Unlike einkorn and emmer, spelt is genetically very similar to common wheat (Triticum aestivum) (hexaploid chromosome set with 42 chromosomes and D genome). Spelt was very common in the European Neolithic period (around 2,000 BC). It probably has its origins even further back (6th to 5th millennium BC?) in the Caucasus region and around Mount Ararat.
Spelt cultivation played a major role in the economy of the Celts and Romans. As late as the late 19th century, spelt was an important commercial crop in Germany, especially in the southwest, which is reflected in such place names as “Dinkelsbühl” (Dinkel = “spelt” in German). At the beginning of the 20th century, cultivation decreased drastically, because crop yield is lower than for modern wheat varieties. The 1980s saw a renaissance of husked grain, especially in German-speaking countries. Spelt is now cultivated and consumed in many European countries. Initially, it was mainly offered as an organic product – but now spelt is also popular in the conventional market.

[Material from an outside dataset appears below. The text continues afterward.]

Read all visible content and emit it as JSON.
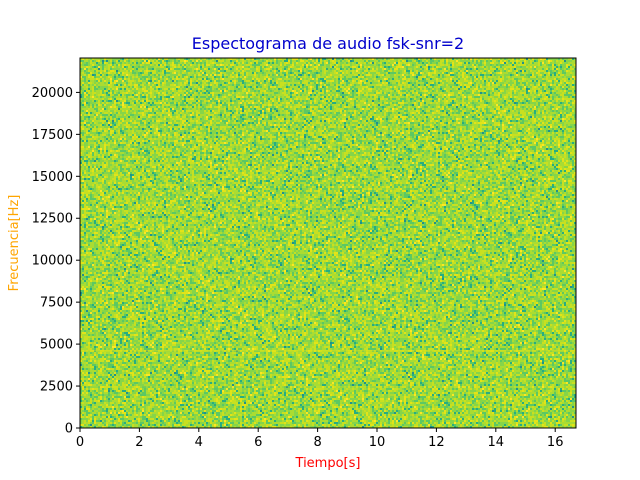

In the 12th century, St. Hildegard von Bingen wrote about the positive health properties of spelt in her writings on medicine. Because it contains valuable components and is very salubrious, spelt is popular with many people (including allergy sufferers) as a dietary staple and alternative to wheat.
Triticum spelta has become an integral part of organic farming. As a robust grain that is easy to grow, spelt can be successfully produced even on weaker soils and with little agricultural equipment.